Lei não está a ser cumprida. Faltam profissionais para registar crianças com cancro

Pais, médicos e investigadores denunciam que o registo oncológico pediátrico, que é obrigatório, não está a ser efetuado e que o Ministério da Saúde sabe da situação.

A coordenadora do Registo Oncológico Pediátrico lamenta que apenas 40% dos casos de cancro em crianças sejam registados devido à falta de profissionais, apesar de a lei prever que o registo seja feito a nível nacional.

Esta sexta-feira, médicos, investigadores e pais de crianças com cancro vão estar reunidos na Fundação Calouste Gulbenkian, em Lisboa, para reivindicar mais condições na área oncológica infantil.

Ouvida pela TSF, Gabriela Caldas, coordenadora do Registo Oncológico Pediátrico, confessa sentir-se desmoralizada pelo facto de o registo obrigatório dos casos não estar a ser cumprido, por falta de funcionários.

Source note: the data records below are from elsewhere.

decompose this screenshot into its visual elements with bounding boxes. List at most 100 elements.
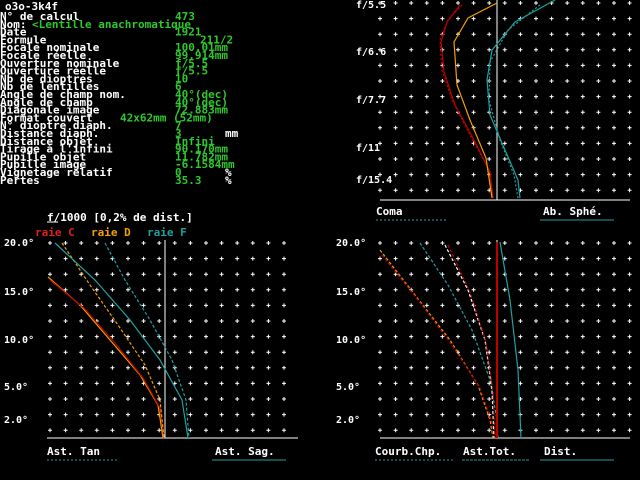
grid-plus (110, 334, 115, 339)
grid-plus (393, 319, 398, 323)
field-value: 6 (175, 80, 182, 93)
grid-plus (596, 287, 601, 292)
grid-plus (518, 272, 523, 277)
grid-plus (565, 287, 570, 292)
grid-plus (157, 256, 162, 261)
grid-plus (172, 272, 177, 277)
grid-plus (612, 141, 616, 146)
grid-plus (235, 303, 240, 308)
grid-plus (219, 350, 224, 355)
field-value: 99.914mm (175, 49, 228, 62)
grid-plus (502, 412, 507, 417)
field-value: f/5.5 (175, 57, 208, 70)
grid-plus (471, 63, 476, 68)
grid-plus (79, 241, 84, 245)
fields: N° de calcul 473 Nom: <Lentille anachromati… (0, 10, 239, 187)
grid-plus (596, 47, 601, 52)
grid-plus (502, 141, 507, 146)
grid-plus (79, 381, 84, 386)
grid-plus (188, 334, 193, 339)
field-value: 35.3 (175, 174, 202, 187)
grid-plus (518, 334, 523, 339)
grid-plus (627, 397, 632, 401)
field-value: 90.170mm (175, 143, 228, 156)
grid-plus (534, 79, 538, 83)
grid-plus (440, 319, 445, 323)
grid-plus (549, 428, 554, 433)
grid-plus (393, 188, 398, 193)
grid-plus (282, 412, 286, 417)
grid-plus (393, 303, 398, 308)
grid-plus (378, 141, 382, 146)
grid-plus (188, 287, 193, 292)
grid-plus (580, 303, 585, 308)
grid-plus (409, 428, 414, 433)
grid-plus (63, 241, 68, 245)
grid-plus (378, 241, 382, 245)
grid-plus (282, 272, 286, 277)
grid-plus (502, 350, 507, 355)
grid-plus (487, 141, 492, 146)
grid-plus (250, 287, 255, 292)
grid-plus (627, 303, 632, 308)
grid-plus (126, 381, 130, 386)
grid-plus (612, 319, 616, 323)
grid-plus (440, 303, 445, 308)
grid-plus (627, 141, 632, 146)
grid-plus (393, 334, 398, 339)
grid-plus (141, 272, 146, 277)
grid-plus (188, 428, 193, 433)
grid-plus (471, 157, 476, 161)
grid-plus (518, 125, 523, 130)
grid-plus (565, 1, 570, 5)
grid-plus (393, 141, 398, 146)
grid-plus (534, 125, 538, 130)
grid-plus (471, 365, 476, 370)
grid-plus (63, 303, 68, 308)
grid-plus (126, 334, 130, 339)
grid-plus (157, 319, 162, 323)
grid-plus (235, 365, 240, 370)
grid-plus (612, 188, 616, 193)
grid-plus (487, 256, 492, 261)
grid-plus (250, 350, 255, 355)
grid-plus (518, 287, 523, 292)
grid-plus (188, 350, 193, 355)
grid-plus (266, 381, 271, 386)
grid-plus (534, 381, 538, 386)
field-label: Pertes (0, 174, 40, 187)
grid-plus (126, 412, 130, 417)
grid-plus (393, 412, 398, 417)
grid-plus (141, 350, 146, 355)
grid-plus (471, 381, 476, 386)
grid-plus (502, 334, 507, 339)
grid-plus (580, 397, 585, 401)
grid-plus (378, 272, 382, 277)
grid-plus (378, 428, 382, 433)
grid-plus (471, 47, 476, 52)
grid-plus (518, 157, 523, 161)
grid-plus (456, 287, 460, 292)
coma-curves (439, 0, 556, 199)
grid-plus (565, 94, 570, 99)
legend-d: raie D (91, 226, 131, 239)
grid-plus (518, 47, 523, 52)
grid-plus (565, 303, 570, 308)
grid-plus (549, 63, 554, 68)
dist-label: Dist. (544, 445, 577, 458)
grid-plus (393, 94, 398, 99)
grid-plus (235, 287, 240, 292)
grid-plus (580, 350, 585, 355)
grid-plus (204, 334, 208, 339)
grid-plus (471, 188, 476, 193)
grid-plus (79, 397, 84, 401)
field-unit: % (225, 174, 232, 187)
grid-plus (518, 319, 523, 323)
grid-plus (126, 303, 130, 308)
grid-plus (79, 256, 84, 261)
grid-plus (172, 334, 177, 339)
grid-plus (378, 79, 382, 83)
grid-plus (456, 412, 460, 417)
grid-plus (266, 287, 271, 292)
grid-plus (250, 365, 255, 370)
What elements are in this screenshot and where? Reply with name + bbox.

"Não está a ser cumprida a lei", declarou Gabriela Caldas, que adiantou que há um pedido de contratação de um registador para o Instituto Português de Oncologia (IPO) de Lisboa que aguarda autorização superior.

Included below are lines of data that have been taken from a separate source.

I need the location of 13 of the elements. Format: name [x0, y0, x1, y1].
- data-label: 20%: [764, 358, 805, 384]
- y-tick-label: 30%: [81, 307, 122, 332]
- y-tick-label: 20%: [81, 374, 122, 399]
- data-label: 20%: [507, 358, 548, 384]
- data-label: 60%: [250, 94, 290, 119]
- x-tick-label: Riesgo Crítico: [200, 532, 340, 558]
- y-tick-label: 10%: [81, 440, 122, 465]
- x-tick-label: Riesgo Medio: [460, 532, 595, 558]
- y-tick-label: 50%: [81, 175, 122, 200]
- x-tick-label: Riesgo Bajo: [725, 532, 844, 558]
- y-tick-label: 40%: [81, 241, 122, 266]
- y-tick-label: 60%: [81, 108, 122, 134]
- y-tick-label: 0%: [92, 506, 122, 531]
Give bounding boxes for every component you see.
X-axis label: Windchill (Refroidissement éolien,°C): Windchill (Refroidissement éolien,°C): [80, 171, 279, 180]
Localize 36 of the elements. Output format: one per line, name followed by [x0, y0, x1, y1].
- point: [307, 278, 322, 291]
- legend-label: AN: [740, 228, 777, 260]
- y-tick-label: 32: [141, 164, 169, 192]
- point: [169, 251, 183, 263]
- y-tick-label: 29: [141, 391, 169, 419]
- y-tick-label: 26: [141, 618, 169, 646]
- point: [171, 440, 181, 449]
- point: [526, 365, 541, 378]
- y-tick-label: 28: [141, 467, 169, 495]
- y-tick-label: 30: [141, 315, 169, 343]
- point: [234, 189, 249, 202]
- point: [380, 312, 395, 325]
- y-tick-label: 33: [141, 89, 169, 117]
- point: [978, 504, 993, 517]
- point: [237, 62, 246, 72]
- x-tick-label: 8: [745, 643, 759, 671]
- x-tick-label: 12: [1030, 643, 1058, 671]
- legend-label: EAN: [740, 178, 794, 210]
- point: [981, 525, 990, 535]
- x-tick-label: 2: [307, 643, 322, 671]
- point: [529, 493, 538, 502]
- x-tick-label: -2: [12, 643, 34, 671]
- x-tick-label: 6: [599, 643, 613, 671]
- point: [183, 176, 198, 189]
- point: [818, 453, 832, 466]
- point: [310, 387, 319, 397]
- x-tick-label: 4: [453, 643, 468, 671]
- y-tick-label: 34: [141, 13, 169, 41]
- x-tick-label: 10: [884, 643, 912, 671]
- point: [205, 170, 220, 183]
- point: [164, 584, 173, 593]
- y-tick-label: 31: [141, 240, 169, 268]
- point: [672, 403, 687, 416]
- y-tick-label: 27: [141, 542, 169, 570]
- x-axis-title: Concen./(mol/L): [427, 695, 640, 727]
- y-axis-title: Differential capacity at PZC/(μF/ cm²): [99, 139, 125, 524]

Gabriela Caldas, que é também pediatra no IPO, assegura ainda que "a ministra da Saúde tem conhecimento" destas situações. "Não é uma novidade", atira.

A coordenadora do Registo Oncológico Pediátrico garante, no entanto, que o tratamento das crianças não está a ser afetado por esta lacuna. "O registo existe para se ter conhecimento da realidade nacional e poderá ter importância nalgumas estratégias em termos oncológicos, mas não tem impacto no tratamento das crianças", esclareceu.

O que pode prejudicar o tratamento das crianças, receiam os pais, é a falta de investigação na área do cancro pediátrico. Margarida Cruz, diretora-geral da Acreditar - Associação de Pais e Amigos das Crianças com Cancro, defende que investigar "porque é que existem cancros nas crianças e porque é que os cancros nas crianças são tão diferentes dos cancros nos adultos seria algo absolutamente fundamental para depois podermos falar em tratamentos mais específicos".

Em declarações à TSF, Margarida Cruz lembra também que há, felizmente, cada vez mais casos de crianças que sobrevivem a uma doença oncológica e que é importante que "a questão da sobrevivência seja alvo de mais investigação", no sentido de "melhorar a qualidade de vida dos sobreviventes".

Mas para que isso seja possível, é preciso mais dinheiro, mais estratégia e mais técnicos a tempo inteiro, alerta o presidente da Associação Portuguesa de Investigação em Cancro​​​​​, Luís Costa.

"A investigação em cancro tem deixado um bocadinho esquecido o tema da pediatria. Tem que ser feito muito investimento. É uma área que não tem tido tanta atenção da indústria farmacêutica", disse Luís Costa à TSF. "Ainda há crianças a morrer por cancro. Para estas crianças para as quais não temos boas alternativas, é preciso investigar novas abordagens, novos medicamentos e novos protocolos", frisou.

Um inquérito sobre a investigação feita em Portugal revela que as leucemias agudas e os tumores cerebrais são os cancros mais estudados e que a investigação acontece principalmente nos grandes centros urbanos, como Lisboa, Porto, Braga e Coimbra. Nos resultados fica claro que a falta de técnicos a tempo inteiro é um dos principais obstáculos à investigação.